It seems like my filesystem got corrupted somehow during the last reboot of my server. I can't fsck
some logical volumes anymore. The setup:
root@rescue ~ # cat /mnt/rescue/etc/fstab
proc /proc proc defaults 0 0
/dev/md0 /boot ext3 defaults 0 2
/dev/md1 / ext3 defaults,errors=remount-ro 0 1
/dev/systemlvm/home /home reiserfs defaults 0 0
/dev/systemlvm/usr /usr reiserfs defaults 0 0
/dev/systemlvm/var /var reiserfs defaults 0 0
/dev/systemlvm/tmp /tmp reiserfs noexec,nosuid 0 2
/dev/sda5 none swap defaults,pri=1 0 0
/dev/sdb5 none swap defaults,pri=1 0 0
[UPDATE]
First question: what "part" should I check for bad blocks? The logical volume, the underlying /dev/md
or the /dev/sdx
below that? Is doing what I am doing the right way to go?
[/UPDATE]
The errormessage when checking /dev/systemlvm/usr:
root@rescue ~ # reiserfsck /dev/systemlvm/usr
reiserfsck 3.6.19 (2003 www.namesys.com)
[...]
Will read-only check consistency of the filesystem on /dev/systemlvm/usr
Will put log info to 'stdout'
Do you want to run this program?[N/Yes] (note need to type Yes if you do):Yes
###########
reiserfsck --check started at Wed Feb 3 07:10:55 2010
###########
Replaying journal..
Reiserfs journal '/dev/systemlvm/usr' in blocks [18..8211]: 0 transactions replayed
Checking internal tree..
Bad root block 0. (--rebuild-tree did not complete)
Aborted
Well so far, let's try --rebuild-tree
:
root@rescue ~ # reiserfsck --rebuild-tree /dev/systemlvm/usr
reiserfsck 3.6.19 (2003 www.namesys.com)
[...]
Will rebuild the filesystem (/dev/systemlvm/usr) tree
Will put log info to 'stdout'
Do you want to run this program?[N/Yes] (note need to type Yes if you do):Yes
Replaying journal..
Reiserfs journal '/dev/systemlvm/usr' in blocks [18..8211]: 0 transactions replayed
###########
reiserfsck --rebuild-tree started at Wed Feb 3 07:12:27 2010
###########
Pass 0:
####### Pass 0 #######
Loading on-disk bitmap .. ok, 269716 blocks marked used
Skipping 8250 blocks (super block, journal, bitmaps) 261466 blocks will be read
0%....20%....40%....60%....80%....100% left 0, 11368 /sec
52919 directory entries were hashed with "r5" hash.
"r5" hash is selected
Flushing..finished
Read blocks (but not data blocks) 261466
Leaves among those 13086
Objectids found 53697
Pass 1 (will try to insert 13086 leaves):
####### Pass 1 #######
Looking for allocable blocks .. finished
0% left 12675, 0 /sec
The problem has occurred looks like a hardware problem (perhaps
memory). Send us the bug report only if the second run dies at
the same place with the same block number.

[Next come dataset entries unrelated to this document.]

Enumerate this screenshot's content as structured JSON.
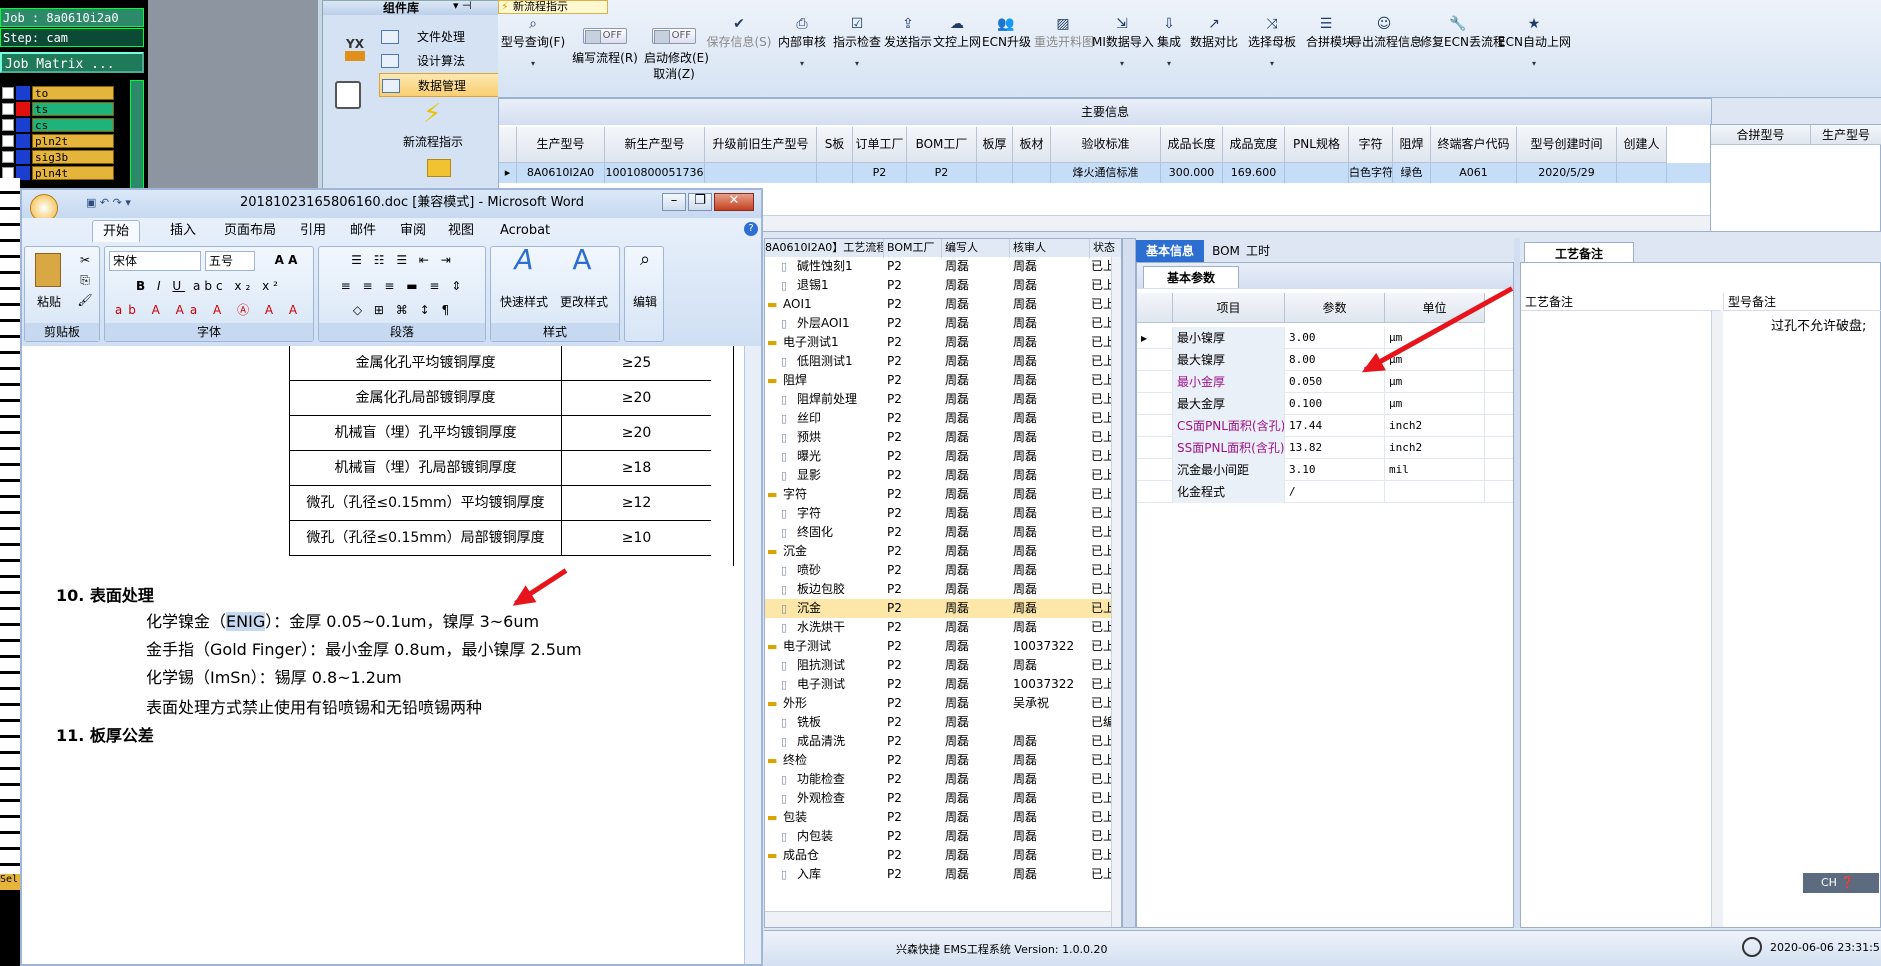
{
  "cam": {
    "job": "Job : 8a0610i2a0",
    "step": "Step: cam",
    "matrix_btn": "Job Matrix ...",
    "layers": [
      "to",
      "ts",
      "cs",
      "pln2t",
      "sig3b",
      "pln4t"
    ],
    "sel_label": "Sel"
  },
  "complib": {
    "title": "组件库",
    "items": [
      "文件处理",
      "设计算法",
      "数据管理"
    ],
    "new_flow": "新流程指示",
    "logo_text": "YX"
  },
  "app_tab": "新流程指示",
  "toolbar": {
    "buttons": [
      {
        "label": "型号查询(F)",
        "icon": "search-icon"
      },
      {
        "label": "编写流程(R)",
        "icon": "toggle-off"
      },
      {
        "label": "启动修改(E)",
        "label2": "取消(Z)",
        "icon": "toggle-off"
      },
      {
        "label": "保存信息(S)",
        "icon": "check-icon"
      },
      {
        "label": "内部审核",
        "icon": "printer-icon"
      },
      {
        "label": "指示检查",
        "icon": "checklist-icon"
      },
      {
        "label": "发送指示",
        "icon": "upload-icon"
      },
      {
        "label": "文控上网",
        "icon": "cloud-icon"
      },
      {
        "label": "ECN升级",
        "icon": "people-icon"
      },
      {
        "label": "重选开料图",
        "icon": "image-icon"
      },
      {
        "label": "MI数据导入",
        "icon": "import-icon"
      },
      {
        "label": "集成",
        "icon": "download-icon"
      },
      {
        "label": "数据对比",
        "icon": "compare-icon"
      },
      {
        "label": "选择母板",
        "icon": "shuffle-icon"
      },
      {
        "label": "合拼模块",
        "icon": "list-icon"
      },
      {
        "label": "导出流程信息",
        "icon": "smile-icon"
      },
      {
        "label": "修复ECN丢流程",
        "icon": "wrench-icon"
      },
      {
        "label": "ECN自动上网",
        "icon": "star-icon"
      }
    ],
    "toggle_text": "OFF"
  },
  "main_info": {
    "title": "主要信息",
    "columns": [
      "生产型号",
      "新生产型号",
      "升级前旧生产型号",
      "S板",
      "订单工厂",
      "BOM工厂",
      "板厚",
      "板材",
      "验收标准",
      "成品长度",
      "成品宽度",
      "PNL规格",
      "字符",
      "阻焊",
      "终端客户代码",
      "型号创建时间",
      "创建人"
    ],
    "row": [
      "8A0610I2A0",
      "10010800051736",
      "",
      "",
      "P2",
      "P2",
      "",
      "",
      "烽火通信标准",
      "300.000",
      "169.600",
      "",
      "白色字符",
      "绿色",
      "A061",
      "2020/5/29",
      ""
    ],
    "merge_columns": [
      "合拼型号",
      "生产型号"
    ]
  },
  "word": {
    "title": "20181023165806160.doc [兼容模式] - Microsoft Word",
    "tabs": [
      "开始",
      "插入",
      "页面布局",
      "引用",
      "邮件",
      "审阅",
      "视图",
      "Acrobat"
    ],
    "groups": [
      "剪贴板",
      "字体",
      "段落",
      "样式",
      "编辑"
    ],
    "paste": "粘贴",
    "font_name": "宋体",
    "font_size": "五号",
    "quick_style": "快速样式",
    "change_style": "更改样式",
    "edit": "编辑",
    "table_rows": [
      [
        "金属化孔平均镀铜厚度",
        "≥25"
      ],
      [
        "金属化孔局部镀铜厚度",
        "≥20"
      ],
      [
        "机械盲（埋）孔平均镀铜厚度",
        "≥20"
      ],
      [
        "机械盲（埋）孔局部镀铜厚度",
        "≥18"
      ],
      [
        "微孔（孔径≤0.15mm）平均镀铜厚度",
        "≥12"
      ],
      [
        "微孔（孔径≤0.15mm）局部镀铜厚度",
        "≥10"
      ]
    ],
    "heading10": "10. 表面处理",
    "line1_a": "化学镍金（",
    "line1_b": "ENIG",
    "line1_c": "）：金厚 0.05~0.1um，镍厚 3~6um",
    "line2": "金手指（Gold Finger）：最小金厚 0.8um，最小镍厚 2.5um",
    "line3": "化学锡（ImSn）：锡厚 0.8~1.2um",
    "line4": "表面处理方式禁止使用有铅喷锡和无铅喷锡两种",
    "heading11": "11. 板厚公差"
  },
  "tree": {
    "header_title": "8A0610I2A0】工艺流程",
    "columns": [
      "",
      "BOM工厂",
      "编写人",
      "核审人",
      "状态"
    ],
    "rows": [
      {
        "name": "碱性蚀刻1",
        "lvl": 2,
        "f": "P2",
        "w": "周磊",
        "r": "周磊",
        "s": "已上"
      },
      {
        "name": "退锡1",
        "lvl": 2,
        "f": "P2",
        "w": "周磊",
        "r": "周磊",
        "s": "已上"
      },
      {
        "name": "AOI1",
        "lvl": 1,
        "f": "P2",
        "w": "周磊",
        "r": "周磊",
        "s": "已上"
      },
      {
        "name": "外层AOI1",
        "lvl": 2,
        "f": "P2",
        "w": "周磊",
        "r": "周磊",
        "s": "已上"
      },
      {
        "name": "电子测试1",
        "lvl": 1,
        "f": "P2",
        "w": "周磊",
        "r": "周磊",
        "s": "已上"
      },
      {
        "name": "低阻测试1",
        "lvl": 2,
        "f": "P2",
        "w": "周磊",
        "r": "周磊",
        "s": "已上"
      },
      {
        "name": "阻焊",
        "lvl": 1,
        "f": "P2",
        "w": "周磊",
        "r": "周磊",
        "s": "已上"
      },
      {
        "name": "阻焊前处理",
        "lvl": 2,
        "f": "P2",
        "w": "周磊",
        "r": "周磊",
        "s": "已上"
      },
      {
        "name": "丝印",
        "lvl": 2,
        "f": "P2",
        "w": "周磊",
        "r": "周磊",
        "s": "已上"
      },
      {
        "name": "预烘",
        "lvl": 2,
        "f": "P2",
        "w": "周磊",
        "r": "周磊",
        "s": "已上"
      },
      {
        "name": "曝光",
        "lvl": 2,
        "f": "P2",
        "w": "周磊",
        "r": "周磊",
        "s": "已上"
      },
      {
        "name": "显影",
        "lvl": 2,
        "f": "P2",
        "w": "周磊",
        "r": "周磊",
        "s": "已上"
      },
      {
        "name": "字符",
        "lvl": 1,
        "f": "P2",
        "w": "周磊",
        "r": "周磊",
        "s": "已上"
      },
      {
        "name": "字符",
        "lvl": 2,
        "f": "P2",
        "w": "周磊",
        "r": "周磊",
        "s": "已上"
      },
      {
        "name": "终固化",
        "lvl": 2,
        "f": "P2",
        "w": "周磊",
        "r": "周磊",
        "s": "已上"
      },
      {
        "name": "沉金",
        "lvl": 1,
        "f": "P2",
        "w": "周磊",
        "r": "周磊",
        "s": "已上"
      },
      {
        "name": "喷砂",
        "lvl": 2,
        "f": "P2",
        "w": "周磊",
        "r": "周磊",
        "s": "已上"
      },
      {
        "name": "板边包胶",
        "lvl": 2,
        "f": "P2",
        "w": "周磊",
        "r": "周磊",
        "s": "已上"
      },
      {
        "name": "沉金",
        "lvl": 2,
        "f": "P2",
        "w": "周磊",
        "r": "周磊",
        "s": "已上",
        "sel": true
      },
      {
        "name": "水洗烘干",
        "lvl": 2,
        "f": "P2",
        "w": "周磊",
        "r": "周磊",
        "s": "已上"
      },
      {
        "name": "电子测试",
        "lvl": 1,
        "f": "P2",
        "w": "周磊",
        "r": "10037322",
        "s": "已上"
      },
      {
        "name": "阻抗测试",
        "lvl": 2,
        "f": "P2",
        "w": "周磊",
        "r": "周磊",
        "s": "已上"
      },
      {
        "name": "电子测试",
        "lvl": 2,
        "f": "P2",
        "w": "周磊",
        "r": "10037322",
        "s": "已上"
      },
      {
        "name": "外形",
        "lvl": 1,
        "f": "P2",
        "w": "周磊",
        "r": "吴承祝",
        "s": "已上"
      },
      {
        "name": "铣板",
        "lvl": 2,
        "f": "P2",
        "w": "周磊",
        "r": "",
        "s": "已编"
      },
      {
        "name": "成品清洗",
        "lvl": 2,
        "f": "P2",
        "w": "周磊",
        "r": "周磊",
        "s": "已上"
      },
      {
        "name": "终检",
        "lvl": 1,
        "f": "P2",
        "w": "周磊",
        "r": "周磊",
        "s": "已上"
      },
      {
        "name": "功能检查",
        "lvl": 2,
        "f": "P2",
        "w": "周磊",
        "r": "周磊",
        "s": "已上"
      },
      {
        "name": "外观检查",
        "lvl": 2,
        "f": "P2",
        "w": "周磊",
        "r": "周磊",
        "s": "已上"
      },
      {
        "name": "包装",
        "lvl": 1,
        "f": "P2",
        "w": "周磊",
        "r": "周磊",
        "s": "已上"
      },
      {
        "name": "内包装",
        "lvl": 2,
        "f": "P2",
        "w": "周磊",
        "r": "周磊",
        "s": "已上"
      },
      {
        "name": "成品仓",
        "lvl": 1,
        "f": "P2",
        "w": "周磊",
        "r": "周磊",
        "s": "已上"
      },
      {
        "name": "入库",
        "lvl": 2,
        "f": "P2",
        "w": "周磊",
        "r": "周磊",
        "s": "已上"
      }
    ]
  },
  "basic": {
    "tabs": [
      "基本信息",
      "BOM",
      "工时"
    ],
    "subtab": "基本参数",
    "columns": [
      "项目",
      "参数",
      "单位"
    ],
    "rows": [
      {
        "item": "最小镍厚",
        "val": "3.00",
        "unit": "μm",
        "color": "#000000"
      },
      {
        "item": "最大镍厚",
        "val": "8.00",
        "unit": "μm",
        "color": "#000000"
      },
      {
        "item": "最小金厚",
        "val": "0.050",
        "unit": "μm",
        "color": "#a0108a"
      },
      {
        "item": "最大金厚",
        "val": "0.100",
        "unit": "μm",
        "color": "#000000"
      },
      {
        "item": "CS面PNL面积(含孔)",
        "val": "17.44",
        "unit": "inch2",
        "color": "#a0108a"
      },
      {
        "item": "SS面PNL面积(含孔)",
        "val": "13.82",
        "unit": "inch2",
        "color": "#a0108a"
      },
      {
        "item": "沉金最小间距",
        "val": "3.10",
        "unit": "mil",
        "color": "#000000"
      },
      {
        "item": "化金程式",
        "val": "/",
        "unit": "",
        "color": "#000000"
      }
    ]
  },
  "notes": {
    "tab": "工艺备注",
    "col1": "工艺备注",
    "col2": "型号备注",
    "note_text": "过孔不允许破盘;"
  },
  "status": {
    "text": "兴森快捷 EMS工程系统 Version: 1.0.0.20",
    "datetime": "2020-06-06 23:31:5",
    "ime": "CH"
  }
}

mark_block_used: (39508) used already
Aborted
Bad. But let's do it again as mentioned:
[...]
Flushing..finished
Read blocks (but not data blocks) 261466
Leaves among those 13085
Objectids found 54305
Pass 1 (will try to insert 13085 leaves):
####### Pass 1 #######
Looking for allocable blocks .. finished
0%... left 12127, 958 /sec
The problem has occurred looks like a hardware problem (perhaps
memory). Send us the bug report only if the second run dies at
the same place with the same block number.
build_the_tree: Nothing but leaves are expected. Block 196736 - internal
Aborted
Same happens every time, only the actual error message changes. Sometimes I get mark_block_used: (somenumber) used already
, other times the block number changes.
Seems like something is REALLY broken. Are there any chances I can somehow get the partitions to work again?
It's a server to which I don't have physical access directly (hosted server).
Thanks in advance!
Well, after a few more hours of
reiserfsck
ing it seems like repeating this three-step processsolves the problem eventually. I still don't know the cause for the problem as there seem to be no badblocks on any drive, neither do I know how much data is lost, but after all I am pretty sure that this should not happen. One partition is still "replaying its journal" but I will tell about the success (or failure) as soon as I can reboot the computer.